Additional Information and Where to Find
It
In connection with the proposed Merger,
Camber will file with the SEC a registration statement on Form S-4 to register the shares of Camber’s common stock to be
issued in connection with the Merger. The registration statement will include a preliminary joint proxy statement/prospectus which,
when finalized, will be sent to the respective stockholders of Viking and Camber seeking their approval of their respective transaction-related
proposals. INVESTORS AND SECURITY HOLDERS ARE URGED TO READ THE REGISTRATION STATEMENT ON FORM S-4 AND THE RELATED JOINT PROXY
STATEMENT/PROSPECTUS INCLUDED WITHIN THE REGISTRATION STATEMENT ON FORM S-4, AS WELL AS ANY AMENDMENTS OR SUPPLEMENTS TO THOSE
DOCUMENTS AND ANY OTHER RELEVANT DOCUMENTS FILED OR TO BE FILED WITH THE SEC IN CONNECTION WITH THE PROPOSED MERGER, WHEN THEY
BECOME AVAILABLE, BECAUSE THEY WILL CONTAIN IMPORTANT INFORMATION ABOUT VIKING, CAMBER AND THE PROPOSED MERGER.
Investors and security holders may obtain
copies of these documents free of charge through the website maintained by the SEC at www.sec.gov or from Viking at its
website, www.vikingenergygroup.com, or from Camber at its website, www.Camber.energy. Documents filed with the SEC
by Viking will be available free of charge by accessing Viking’s website at www.vikingenergygroup.com under the heading
“Investors” – “SEC Filings”, or, alternatively, by directing a request by telephone
or mail to Viking Energy Group, Inc. at 15915 Katy Freeway, Suite 450, Houston, Texas, 77094, (281) 404-4387, and documents filed
with the SEC by Camber will be available free of charge by accessing Camber’s website at www.camber.energy under
the heading “Investors” – “SEC Filings”, or, alternatively, by directing a request
by telephone or mail to Camber Energy, Inc. at 1415 Louisiana, Suite 3500, Houston, Texas, 77002, (210) 998-4035.

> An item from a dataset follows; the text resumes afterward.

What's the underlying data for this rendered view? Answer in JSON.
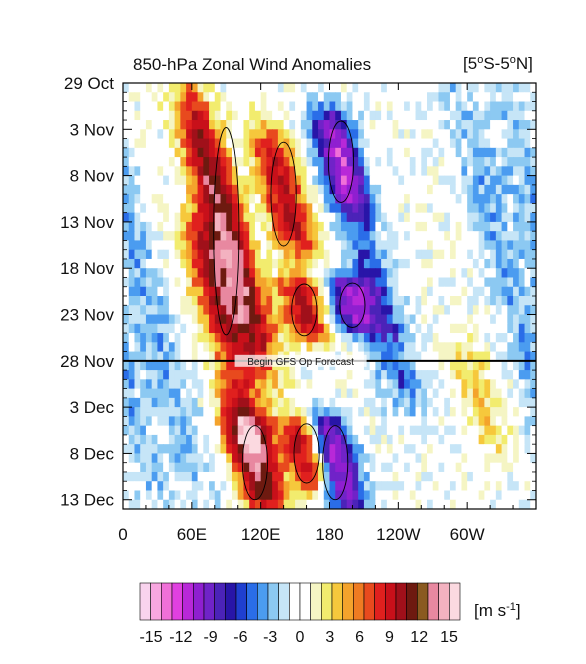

Participants in the Solicitation
Viking, Camber and certain of their respective
directors and executive officers may be deemed to be participants in the solicitation of proxies from the respective stockholders
of Viking and Camber in respect of the proposed merger under the rules of the SEC. Information about Viking’s directors and
executive officers is available in Viking’s Annual Report on Form 10-K for the year ended December 31, 2018. Information
about Camber’s directors and executive officers is available in Camber’s Annual Report on Form 10-K for the year ended
March 31, 2019 and its definitive proxy statement for its 2020 Annual Meeting of Stockholders. Other information regarding the
participants in the proxy solicitation and a description of their direct and indirect interests, by security holdings or otherwise,
will be contained in the joint proxy statement/prospectus and other relevant materials to be filed with the SEC regarding the merger
when they become available. Investors should read the joint proxy statement/prospectus carefully when it becomes available before
making any voting or investment decisions. You may obtain free copies of these documents from Viking or Camber using the sources
indicated above.
No Offer or Solicitation
This communication shall not constitute
an offer to sell or the solicitation of an offer to buy any securities, nor shall there be any sale of securities, in any jurisdiction
in which such offer, solicitation or sale would be unlawful prior to registration or qualification under the securities laws of
any such jurisdiction. No offering of securities shall be made except by means of a prospectus meeting the requirements of Section 10
of the Securities Act of 1933, as amended.